Turkey accuses the Democratic Union Party, or PYD, the northern Syria’s dominant Kurdish political group, and its affiliated People’s Protection Unit, or YPG, militias as being linked to the Kurdistan Workers Party, or PKK, a group which waged an insurgency in Turkey that has killed upwards of 30,000 since 1984. There is merit to Turkey’s complaint. The State Department might conduct intellectual somersaults to say that the PYD/YPG and PKK are not linked, but any visitor to northern Syria can readily see they are. But, that should not be the United States’ problem. What the PYD and YPG have accomplished, both militarily against ISIS and in terms of governance, is impressive. Turkey’s equation that Washington must equate the YPG with terrorists groups like al Qaeda is nonsense. After all, Erdogan embraced Hamas because he said it had popular support, controlled territory, and won elections. By these criteria, PKK affiliates are also legitimate. Erdogan further legitimized the group when his administration secretly reached out to negotiate with the imprisoned PKK leader Abdullah Ocalan, by default bestowing upon him the role of indispensable Kurdish leader, and then agreed to a deal which encouraged PKK fighters to go to Syria and Iraq.

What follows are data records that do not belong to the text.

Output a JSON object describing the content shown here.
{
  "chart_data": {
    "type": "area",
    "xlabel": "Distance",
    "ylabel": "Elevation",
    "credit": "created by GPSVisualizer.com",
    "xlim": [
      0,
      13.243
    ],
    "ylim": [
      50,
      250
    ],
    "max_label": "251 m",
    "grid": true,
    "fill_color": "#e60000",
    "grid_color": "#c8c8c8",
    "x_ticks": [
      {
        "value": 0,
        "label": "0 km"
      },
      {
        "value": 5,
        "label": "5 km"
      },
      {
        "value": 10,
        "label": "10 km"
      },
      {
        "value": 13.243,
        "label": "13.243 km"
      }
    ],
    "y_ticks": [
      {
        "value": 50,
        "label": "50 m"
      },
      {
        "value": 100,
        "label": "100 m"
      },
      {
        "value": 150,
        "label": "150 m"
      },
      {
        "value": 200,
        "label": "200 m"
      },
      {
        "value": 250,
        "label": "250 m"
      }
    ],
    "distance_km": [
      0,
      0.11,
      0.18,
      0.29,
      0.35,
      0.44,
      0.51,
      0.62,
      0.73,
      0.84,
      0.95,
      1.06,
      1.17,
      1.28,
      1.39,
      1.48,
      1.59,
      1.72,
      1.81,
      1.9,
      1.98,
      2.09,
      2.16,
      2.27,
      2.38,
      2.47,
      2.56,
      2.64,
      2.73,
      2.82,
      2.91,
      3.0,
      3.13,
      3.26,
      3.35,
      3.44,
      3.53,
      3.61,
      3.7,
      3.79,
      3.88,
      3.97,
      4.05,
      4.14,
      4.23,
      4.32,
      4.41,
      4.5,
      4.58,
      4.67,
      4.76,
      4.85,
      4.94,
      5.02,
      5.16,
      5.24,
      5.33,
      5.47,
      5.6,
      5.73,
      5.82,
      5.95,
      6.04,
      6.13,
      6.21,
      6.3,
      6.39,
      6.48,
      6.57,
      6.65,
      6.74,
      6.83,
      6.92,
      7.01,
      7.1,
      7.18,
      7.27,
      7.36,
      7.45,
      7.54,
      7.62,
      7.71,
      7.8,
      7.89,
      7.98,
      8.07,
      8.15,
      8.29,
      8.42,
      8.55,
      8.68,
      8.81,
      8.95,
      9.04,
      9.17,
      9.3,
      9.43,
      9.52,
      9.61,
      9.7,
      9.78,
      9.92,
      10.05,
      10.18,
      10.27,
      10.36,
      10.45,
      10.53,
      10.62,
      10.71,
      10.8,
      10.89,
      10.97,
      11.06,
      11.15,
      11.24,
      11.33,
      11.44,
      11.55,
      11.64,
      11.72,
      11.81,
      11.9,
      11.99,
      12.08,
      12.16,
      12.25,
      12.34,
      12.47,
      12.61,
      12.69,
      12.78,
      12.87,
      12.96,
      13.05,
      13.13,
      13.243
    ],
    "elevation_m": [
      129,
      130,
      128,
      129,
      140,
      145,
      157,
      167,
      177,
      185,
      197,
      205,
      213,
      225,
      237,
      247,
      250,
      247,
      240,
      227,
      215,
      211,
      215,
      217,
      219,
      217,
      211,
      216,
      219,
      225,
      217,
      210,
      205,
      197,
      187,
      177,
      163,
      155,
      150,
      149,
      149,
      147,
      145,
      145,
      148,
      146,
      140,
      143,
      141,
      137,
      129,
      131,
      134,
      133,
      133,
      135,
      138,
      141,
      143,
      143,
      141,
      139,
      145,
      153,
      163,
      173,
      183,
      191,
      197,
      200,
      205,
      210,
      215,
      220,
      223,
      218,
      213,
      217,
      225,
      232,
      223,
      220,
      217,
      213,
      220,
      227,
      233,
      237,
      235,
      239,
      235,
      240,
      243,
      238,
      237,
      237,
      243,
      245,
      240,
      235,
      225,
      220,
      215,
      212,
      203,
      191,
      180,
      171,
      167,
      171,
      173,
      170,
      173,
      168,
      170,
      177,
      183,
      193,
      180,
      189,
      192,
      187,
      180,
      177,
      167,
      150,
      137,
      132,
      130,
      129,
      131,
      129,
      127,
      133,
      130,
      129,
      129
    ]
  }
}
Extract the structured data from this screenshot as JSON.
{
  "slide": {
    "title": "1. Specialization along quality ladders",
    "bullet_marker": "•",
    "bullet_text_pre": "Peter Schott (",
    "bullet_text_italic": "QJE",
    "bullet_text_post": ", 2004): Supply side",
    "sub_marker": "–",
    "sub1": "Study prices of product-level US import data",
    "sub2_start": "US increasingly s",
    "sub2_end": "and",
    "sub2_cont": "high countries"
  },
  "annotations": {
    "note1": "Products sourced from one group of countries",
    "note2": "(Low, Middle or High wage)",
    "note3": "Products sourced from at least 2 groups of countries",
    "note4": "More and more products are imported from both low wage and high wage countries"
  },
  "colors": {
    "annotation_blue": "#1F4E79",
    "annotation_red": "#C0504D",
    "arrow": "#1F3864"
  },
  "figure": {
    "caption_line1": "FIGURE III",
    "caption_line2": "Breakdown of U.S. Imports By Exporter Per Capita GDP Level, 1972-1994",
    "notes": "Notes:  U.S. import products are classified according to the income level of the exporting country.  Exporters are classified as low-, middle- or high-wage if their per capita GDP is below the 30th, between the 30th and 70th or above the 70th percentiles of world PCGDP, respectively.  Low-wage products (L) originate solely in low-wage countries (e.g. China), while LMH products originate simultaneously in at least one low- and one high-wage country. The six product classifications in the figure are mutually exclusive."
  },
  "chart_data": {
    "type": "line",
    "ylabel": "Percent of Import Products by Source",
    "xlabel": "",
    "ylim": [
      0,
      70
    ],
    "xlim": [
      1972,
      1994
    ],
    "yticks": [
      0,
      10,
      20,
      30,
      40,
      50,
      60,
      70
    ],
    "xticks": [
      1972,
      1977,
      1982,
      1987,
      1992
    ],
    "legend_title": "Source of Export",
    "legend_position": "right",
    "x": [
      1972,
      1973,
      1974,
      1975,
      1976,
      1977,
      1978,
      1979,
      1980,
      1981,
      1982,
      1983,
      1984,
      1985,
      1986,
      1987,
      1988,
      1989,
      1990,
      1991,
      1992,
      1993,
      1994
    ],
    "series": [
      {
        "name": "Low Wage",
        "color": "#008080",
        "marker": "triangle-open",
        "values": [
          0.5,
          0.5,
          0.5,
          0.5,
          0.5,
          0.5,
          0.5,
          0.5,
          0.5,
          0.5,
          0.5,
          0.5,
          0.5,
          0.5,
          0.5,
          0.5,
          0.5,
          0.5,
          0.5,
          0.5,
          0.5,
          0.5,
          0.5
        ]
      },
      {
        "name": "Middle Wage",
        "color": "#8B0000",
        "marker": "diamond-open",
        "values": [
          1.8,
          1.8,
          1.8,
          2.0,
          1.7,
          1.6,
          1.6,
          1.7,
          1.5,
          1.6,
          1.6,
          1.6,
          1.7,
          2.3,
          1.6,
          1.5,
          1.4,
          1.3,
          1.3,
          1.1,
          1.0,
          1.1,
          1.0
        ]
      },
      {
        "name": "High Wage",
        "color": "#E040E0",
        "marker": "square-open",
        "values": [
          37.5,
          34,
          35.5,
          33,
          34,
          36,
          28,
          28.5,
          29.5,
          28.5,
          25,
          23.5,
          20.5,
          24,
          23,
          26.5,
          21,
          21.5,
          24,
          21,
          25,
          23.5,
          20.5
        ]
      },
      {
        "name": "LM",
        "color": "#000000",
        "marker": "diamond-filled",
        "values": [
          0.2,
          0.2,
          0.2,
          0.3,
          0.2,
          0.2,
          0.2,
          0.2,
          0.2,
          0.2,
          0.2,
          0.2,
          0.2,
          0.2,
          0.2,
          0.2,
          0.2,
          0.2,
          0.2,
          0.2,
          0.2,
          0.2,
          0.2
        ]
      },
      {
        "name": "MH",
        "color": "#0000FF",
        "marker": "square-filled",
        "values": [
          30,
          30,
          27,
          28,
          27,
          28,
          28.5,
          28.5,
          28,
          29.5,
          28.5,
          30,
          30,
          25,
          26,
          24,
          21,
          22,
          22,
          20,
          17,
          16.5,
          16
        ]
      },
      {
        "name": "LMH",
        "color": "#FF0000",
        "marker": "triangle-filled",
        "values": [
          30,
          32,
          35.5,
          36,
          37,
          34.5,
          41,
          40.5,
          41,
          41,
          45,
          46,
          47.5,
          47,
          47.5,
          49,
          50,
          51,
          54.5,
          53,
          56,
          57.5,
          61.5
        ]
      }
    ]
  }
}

Back to the Glaspie analogy: Just as Saddam saw cover in Glaspie’s obsequiousness, so now does Erdogan see advantage in Jeffrey’s willingness to ignore Turkey’s worst excesses and embrace the Turkish regime’s psychoses as America’s own. By even suggesting the United States views the Kurds as expendable, Jeffrey and the Trump administration have effectively given the Turks a green light to invade Syrian Kurdistan. And, indeed, that is a signal which Erdogan has been seeking. “It is time to realize our decision to wipe out terror groups east of the Euphrates,” Erdogan declared on Wednesday, sidestepping the reality that he often conflates Kurdish fighters, villagers, intellectuals, women, and children so as to excuse wholesale ethnic cleansing.

Glaspie has long denied she meant to give a green light to Saddam Hussein; rather, she was just indulging in normal diplomatic rhetoric. That did not change the consequence, however: a series of wars that devastated Iraq, Kuwait, and ultimately emboldened Iran.

The lesson should have been clear: Humoring dictators has consequences. Alas, that seems to be a lesson lost, as Turkey moves to ramp up its incitement and involvement in Syria.